I was given a certain number of points for each component of the PT test. There were 100 possible points for each part or a total of 300 points.

The minimum passing score for each component of the PT test was 70 points.

There were two possible options – Pass or Fail.

Life, in many regards, seemed much simpler when I was in the Army.  I had a lot less responsibility back then.

Frequently, we were required to engage in an activity known as the After Action Review or AAR for short.

There are many acronyms in the Army if you had surmised yet.

The purpose of the After Action Review was to learn what went well and what could be improved.

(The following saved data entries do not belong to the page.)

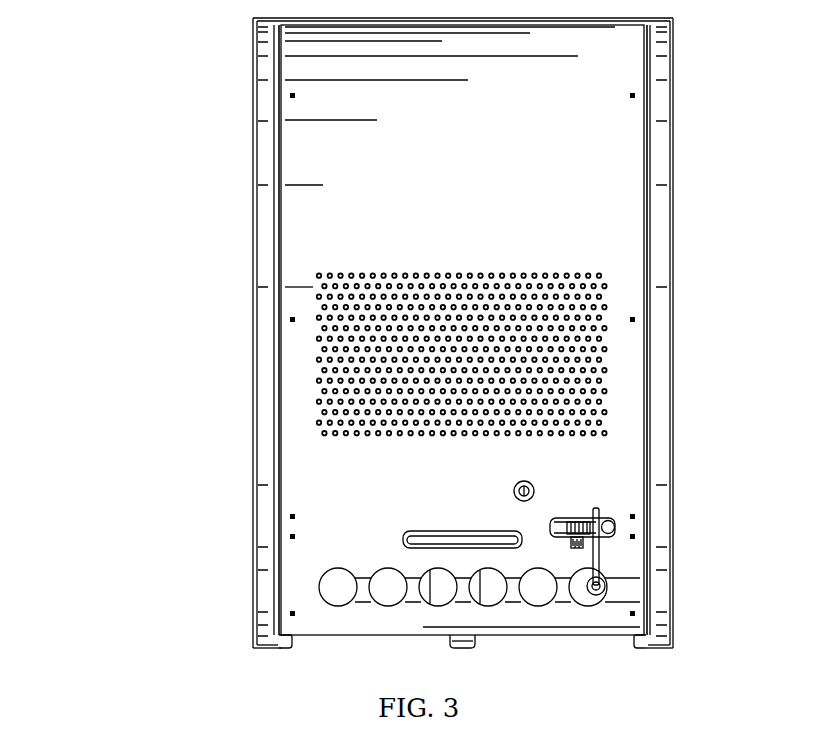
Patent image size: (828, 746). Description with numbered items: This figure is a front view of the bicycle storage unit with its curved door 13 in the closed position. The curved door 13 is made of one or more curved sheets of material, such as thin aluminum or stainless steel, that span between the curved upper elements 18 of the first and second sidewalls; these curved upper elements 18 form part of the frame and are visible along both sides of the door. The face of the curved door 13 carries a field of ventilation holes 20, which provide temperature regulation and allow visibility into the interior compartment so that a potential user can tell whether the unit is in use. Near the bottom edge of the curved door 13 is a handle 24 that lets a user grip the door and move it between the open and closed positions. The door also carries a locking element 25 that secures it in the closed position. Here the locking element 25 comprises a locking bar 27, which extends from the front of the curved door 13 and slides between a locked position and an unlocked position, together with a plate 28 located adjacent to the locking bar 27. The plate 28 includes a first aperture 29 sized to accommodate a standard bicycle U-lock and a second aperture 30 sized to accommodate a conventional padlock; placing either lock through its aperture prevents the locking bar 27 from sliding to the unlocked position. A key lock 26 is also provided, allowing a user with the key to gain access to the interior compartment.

The curved door 13 is at (516, 95).
The curved upper element 18 is at (271, 131).
The ventilation holes 20 is at (358, 367).
The handle 24 is at (440, 545).
The locking element 25 is at (609, 501).
The key lock 26 is at (507, 487).
The locking bar 27 is at (617, 526).
The plate 28 is at (583, 548).
The aperture 29 is at (603, 535).
The aperture 30 is at (575, 520).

During the After Action Review, the leader of my Army unit would ask everyone in the unit a few questions.

Here are some of the question that were asked:

  • What went well?
  • What could have been done better?
  • What did we learn?

I was recently on a phone call last week with Scott Whitaker and he shared a quick lesson about four questions to ask after every event.

Here are the four questions he shared with me.

1. What went right? We need to celebrate what went right.

2. What went wrong? We need to correct what went wrong.

3. What was missing? We need to add that item to a to-do list.

4. What was confusing? We need to figure out how to make it clearer.

Then Scott went on to share that these four questions are important to ask regularly, no just after an event.

For instance, why not ask these four questions at the end of each week?

Getting feedback is a critical component of growing and making progress.

Without direct feedback, we keep doing the same thing over and over again, and we are relegated to getting the same results over and over again.

This Sunday, when I review my week, I’m going to begin the practice of asking myself the four questions.